On January 20-21, 2019, planet Earth lies between the Sun and the Moon, covering the rocky mass with its shadow during a total lunar eclipse.
The moon may have faded for us here on Earth, but it serves as a giant moon mirror from space.
NASA’s Hubble Space Telescope used the Moon to reflect sunlight to observe Earth’s atmosphere, detecting the fingerprints of the planet’s ozone layer. By examining Earth’s ozone layer, scientists will be able to detect life-sustaining conditions in worlds other than our own.
Hubble’s observations have been detailed in a study published this week in Journal of Astronomy.
Hubble was launched in 1990 and the space telescope has been orbiting low Earth since then.
To observe Earth’s atmosphere, the telescope does not look directly at the planet, but uses the Moon to reflect sunlight that has passed through Earth’s atmosphere during a total lunar eclipse. This chimp is clustered between the Moon and the Sun.
Astronomers have used this method before, but this is the first time that a total eclipse has been captured at ultraviolet wavelengths, between visible light and X-rays, from a space telescope. .
That way, the space telescope could detect the ozone’s spectral fingerprints. Ozone is a gas made up of three oxygen atoms in the Earth’s upper atmosphere, and used as a protective shield from the Sun’s ultraviolet radiation.
Ozone occurs naturally when oxygen in Earth’s atmosphere is exposed to high concentrations of ultraviolet light, acting as a blanket around our planet.
“Photosynthesis is possibly the most efficient metabolic process that can develop on any planet, because it is powered by starlight and uses elements as abundant in the universe as water. and carbon dioxide, “Giada Arney, scientist at NASA’s Goddard Space Flight Center in Greenbelt, Maryland, and co-author of the new study, said in a statement. “These essential ingredients should be common on habitable planets.”
When scientists look for signs of life on other planets, ozone acts as a strong sign of the possibility of life in other worlds.
“The discovery of ozone matters because it’s the product,” said Allison Youngblood, a research fellow at the Laboratory for Atmospheric and Space Physics in Boulder, Colorado and the lead author of the new study. photochemical side effects of molecular oxygen, and itself a byproduct of life. said in a statement.
However, finding oxygen alone is not a sign of life on another planet, there are many other factors to consider before astronomers can confirm a person’s viability. alien planet.
As exoplanets move in front of their host stars, the telescope detects signs of chemicals in the planets’ atmospheres as they filter out certain colors in their light. star.
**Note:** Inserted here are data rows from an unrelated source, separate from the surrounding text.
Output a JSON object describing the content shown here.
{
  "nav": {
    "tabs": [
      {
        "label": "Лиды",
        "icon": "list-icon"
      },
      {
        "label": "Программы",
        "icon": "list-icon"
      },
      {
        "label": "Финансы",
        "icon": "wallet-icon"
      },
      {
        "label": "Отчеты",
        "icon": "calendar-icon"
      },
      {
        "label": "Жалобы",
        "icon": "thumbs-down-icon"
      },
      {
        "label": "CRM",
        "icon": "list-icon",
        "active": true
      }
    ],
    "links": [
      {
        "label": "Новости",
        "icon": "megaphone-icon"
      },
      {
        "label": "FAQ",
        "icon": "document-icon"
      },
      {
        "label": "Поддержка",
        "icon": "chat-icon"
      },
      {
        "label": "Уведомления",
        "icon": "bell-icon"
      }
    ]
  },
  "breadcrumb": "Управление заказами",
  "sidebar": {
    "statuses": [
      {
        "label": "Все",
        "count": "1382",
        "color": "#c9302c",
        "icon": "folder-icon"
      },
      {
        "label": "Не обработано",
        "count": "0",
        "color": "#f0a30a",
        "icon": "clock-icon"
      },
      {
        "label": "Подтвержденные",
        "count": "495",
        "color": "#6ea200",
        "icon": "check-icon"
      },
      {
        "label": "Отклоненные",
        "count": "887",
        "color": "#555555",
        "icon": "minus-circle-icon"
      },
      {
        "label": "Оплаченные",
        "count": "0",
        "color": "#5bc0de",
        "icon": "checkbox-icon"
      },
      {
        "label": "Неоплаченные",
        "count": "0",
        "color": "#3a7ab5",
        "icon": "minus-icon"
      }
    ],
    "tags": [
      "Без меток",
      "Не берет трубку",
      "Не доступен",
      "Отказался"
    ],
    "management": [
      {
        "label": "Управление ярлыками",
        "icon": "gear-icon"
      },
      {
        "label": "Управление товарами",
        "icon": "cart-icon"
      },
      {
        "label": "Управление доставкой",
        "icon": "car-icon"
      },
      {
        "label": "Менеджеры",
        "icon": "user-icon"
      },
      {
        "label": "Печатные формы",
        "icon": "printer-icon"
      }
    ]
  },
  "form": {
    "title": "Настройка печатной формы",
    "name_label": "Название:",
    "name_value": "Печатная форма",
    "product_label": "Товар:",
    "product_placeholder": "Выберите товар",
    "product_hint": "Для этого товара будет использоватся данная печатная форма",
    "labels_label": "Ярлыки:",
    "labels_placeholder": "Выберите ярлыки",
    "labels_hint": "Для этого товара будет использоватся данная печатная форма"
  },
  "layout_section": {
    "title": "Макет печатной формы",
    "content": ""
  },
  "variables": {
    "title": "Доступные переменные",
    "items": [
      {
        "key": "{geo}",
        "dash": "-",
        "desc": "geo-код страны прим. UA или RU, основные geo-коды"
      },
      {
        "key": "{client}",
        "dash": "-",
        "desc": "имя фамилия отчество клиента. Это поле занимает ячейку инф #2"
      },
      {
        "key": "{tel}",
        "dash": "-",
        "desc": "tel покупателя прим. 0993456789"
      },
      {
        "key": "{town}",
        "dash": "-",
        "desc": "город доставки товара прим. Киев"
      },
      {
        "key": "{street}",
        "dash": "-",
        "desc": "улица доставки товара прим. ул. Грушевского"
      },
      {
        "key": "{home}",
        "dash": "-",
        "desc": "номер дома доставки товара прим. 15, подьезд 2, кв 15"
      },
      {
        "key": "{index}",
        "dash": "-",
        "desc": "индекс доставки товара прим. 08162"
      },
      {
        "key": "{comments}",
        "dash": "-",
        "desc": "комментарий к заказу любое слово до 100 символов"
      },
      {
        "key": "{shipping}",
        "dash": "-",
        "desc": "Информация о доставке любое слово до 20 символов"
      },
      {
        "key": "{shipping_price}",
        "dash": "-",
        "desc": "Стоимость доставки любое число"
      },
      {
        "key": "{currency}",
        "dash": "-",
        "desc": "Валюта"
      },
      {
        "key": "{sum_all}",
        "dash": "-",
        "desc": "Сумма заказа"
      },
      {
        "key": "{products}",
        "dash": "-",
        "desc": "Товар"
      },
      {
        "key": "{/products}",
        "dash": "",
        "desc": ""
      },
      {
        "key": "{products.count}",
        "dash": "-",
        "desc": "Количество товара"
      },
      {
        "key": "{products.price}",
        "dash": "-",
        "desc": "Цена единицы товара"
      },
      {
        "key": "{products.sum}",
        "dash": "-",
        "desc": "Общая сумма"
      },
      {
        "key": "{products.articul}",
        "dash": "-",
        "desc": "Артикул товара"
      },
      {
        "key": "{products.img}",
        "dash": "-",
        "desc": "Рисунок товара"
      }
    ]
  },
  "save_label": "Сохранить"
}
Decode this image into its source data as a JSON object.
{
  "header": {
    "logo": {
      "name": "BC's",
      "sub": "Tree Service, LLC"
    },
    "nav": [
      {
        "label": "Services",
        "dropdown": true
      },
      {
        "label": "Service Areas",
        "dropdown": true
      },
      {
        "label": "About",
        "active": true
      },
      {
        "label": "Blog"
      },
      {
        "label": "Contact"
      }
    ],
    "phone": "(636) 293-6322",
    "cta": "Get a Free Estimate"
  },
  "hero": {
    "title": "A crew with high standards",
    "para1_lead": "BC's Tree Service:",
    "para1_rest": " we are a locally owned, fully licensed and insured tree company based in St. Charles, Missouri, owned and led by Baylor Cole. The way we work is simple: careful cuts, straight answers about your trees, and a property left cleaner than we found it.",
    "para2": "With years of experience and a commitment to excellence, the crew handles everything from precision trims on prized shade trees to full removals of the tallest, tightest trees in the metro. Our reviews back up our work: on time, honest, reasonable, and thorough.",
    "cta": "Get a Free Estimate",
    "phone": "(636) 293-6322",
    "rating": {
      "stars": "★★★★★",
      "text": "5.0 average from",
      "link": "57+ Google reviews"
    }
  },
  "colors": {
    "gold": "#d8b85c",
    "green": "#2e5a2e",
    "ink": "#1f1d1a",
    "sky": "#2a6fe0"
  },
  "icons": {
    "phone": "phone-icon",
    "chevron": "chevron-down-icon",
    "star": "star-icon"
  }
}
However, smaller planets similar to Earth have thinner atmospheres, which makes detecting this type much more difficult.
Therefore, larger telescopes will be needed to observe the smaller planets.
Hubble’s recent observations of Earth are part of ongoing experiments aimed at perfecting these types of observations as our planet is the only small rocky world we know of as being inhabited by life. . Earth serves as the only perfect and unique analogue for life on other planets.
Abstract: We observed the January 2019 total lunar eclipse using the Hubble Space Telescope STIS spectrometer to obtain the first near ultraviolet (1700–3200 Å) observation of Earth as a Forward alien planets. Observatories and instruments that can perform extraterrestrial transmissions are beginning to be planned, and the determination of the Earth’s transmission spectrum characterization is important to ensure that spectral characteristics. key (eg ozone or O3) appropriately captured in mission concept studies. O3 is produced photochemical from O2A product of metabolism is dominant on Earth today, and it will be sought in future observations as important evidence for life on alien planets. Ground-based observations of lunar eclipses have provided Earth-passing spectra at optical wavelengths and near IR, but O is the strongest3 the signature is in near ultraviolet. We describe the observations and methods used to extract transmission spectra from Hubble eclipse spectra and determine the spectral characteristics of O3 and Rayleigh scattering in the 3000–5500 Å region in the Earth’s transmission spectrum by comparison with Earth models including the effect of refraction in the atmosphere on the ground during a lunar eclipse. Our near-ultraviolet spectrum is unremarkable, the consequence of missing out on a narrow period in a lunar eclipse when sunlight near ultraviolet light is not completely degraded through Earth’s atmosphere. because O is very strong3 absorption and when sunlight is transmitted to the lunar surface at the height where it passes through O3 layer rather than above it.